My mom once taught me about the value of hearing another’s perspective. She said, “imagine two people are standing and facing one another. There is a copy of Time magazine between them. Both agree that the magazine is Time Magazine. One person is describing what he sees as the front cover, the other person is describing the back cover. Both parties are correct. They just have a different perspective from where they are standing. But to learn about their view, broadens our minds and makes us more open to understanding.
I had a boyfriend (once, a very long time ago.). He took me to his Baptist church in the Deep South. That day, they preached about the evils of homosexuality and the sin of Sodom. I listened, without judgment and I learned about the world from their perspective. Even though I didn’t agree with it, I didn’t argue nor try to change anyone. It was an important lesson in hearing another point of view and it didn’t diminish my own.  (But um, yeah, we did eventually break up.)
In our society today – we are so quick to make the other person ‘wrong’ for articulating their point of view. Especially when it doesn’t jive with ours. We have lost the openness and ability to have reasonable discourse. This makes us feel isolated and alone.
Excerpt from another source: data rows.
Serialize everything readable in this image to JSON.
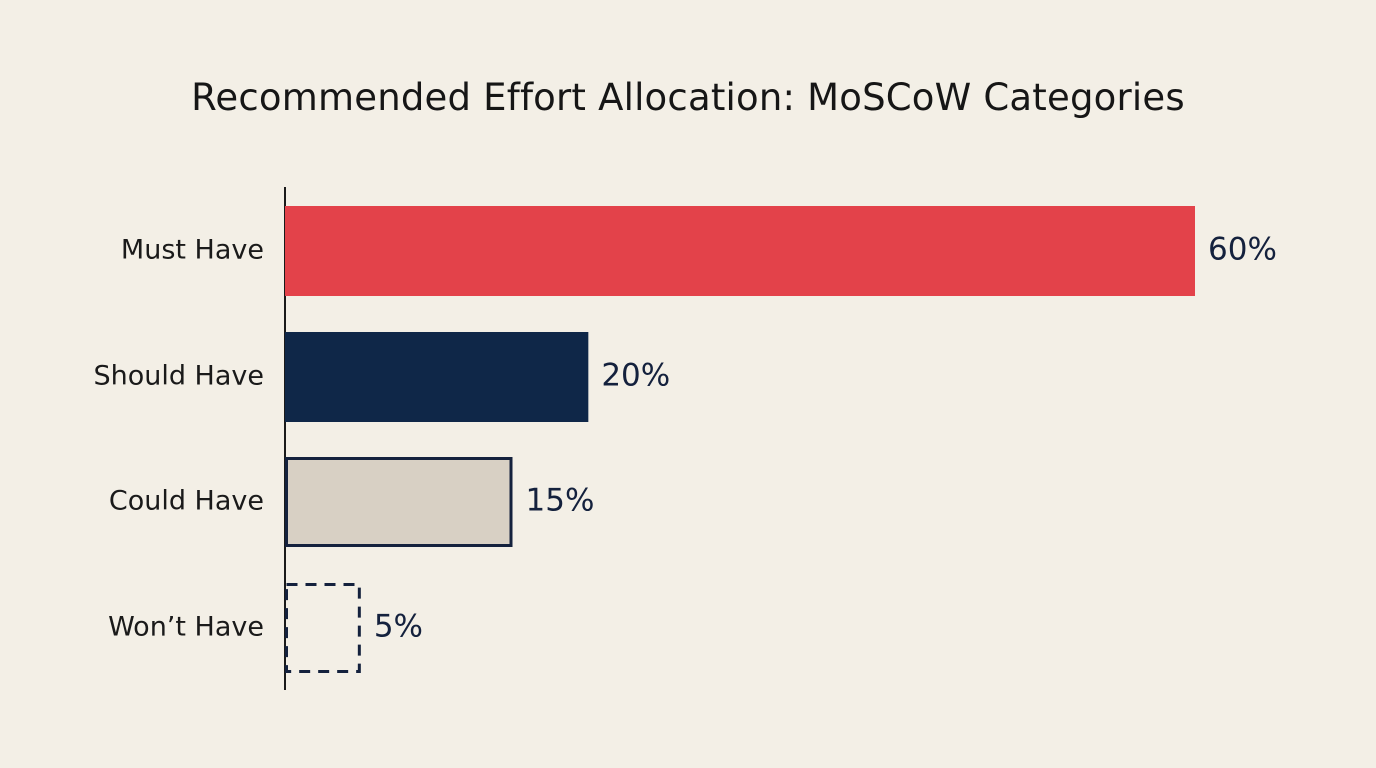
{
  "chart_data": {
    "type": "bar",
    "orientation": "horizontal",
    "title": "Recommended Effort Allocation: MoSCoW Categories",
    "xlabel": "",
    "ylabel": "",
    "categories": [
      "Must Have",
      "Should Have",
      "Could Have",
      "Won’t Have"
    ],
    "values": [
      60,
      20,
      15,
      5
    ],
    "value_labels": [
      "60%",
      "20%",
      "15%",
      "5%"
    ],
    "xlim": [
      0,
      60
    ],
    "grid": false,
    "legend": "none",
    "bar_styles": [
      {
        "fill": "#e3424a",
        "stroke": "none",
        "dashed": false
      },
      {
        "fill": "#0f2748",
        "stroke": "none",
        "dashed": false
      },
      {
        "fill": "#d8d0c4",
        "stroke": "#14213d",
        "dashed": false
      },
      {
        "fill": "none",
        "stroke": "#14213d",
        "dashed": true
      }
    ],
    "colors": {
      "background": "#f3efe6",
      "axis": "#1a1a1a",
      "value_text": "#14213d"
    }
  }
}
In the olden days, we were able to discuss things with those who did not share our perspective. Sure, we’d argue, we’d disagree, but we didn’t “unfriend” them. Part of the problem in today’s discourse is, we are posting our opinion, we aren’t looking at a person, face to face. We lose the ability to see nuance and ready body language. And we sometimes lose the ability to see that it’s another human being standing before us.
I take great comfort in the prayer of St. Francis of Assisi who said in his Peace Prayer:
“Grant that I may not so much seek to be consoled, as to console; to be understood, as to understand; to be loved, as to love; for it is in giving that we receive, it is in pardoning that we are pardoned.”
The reward for listening to opposing views is:
that we gain an opportunity to be open,
we can have compassion
to be understanding. And in this way, we will be more at peace.
Do you have the grace to allow others to have their perspective?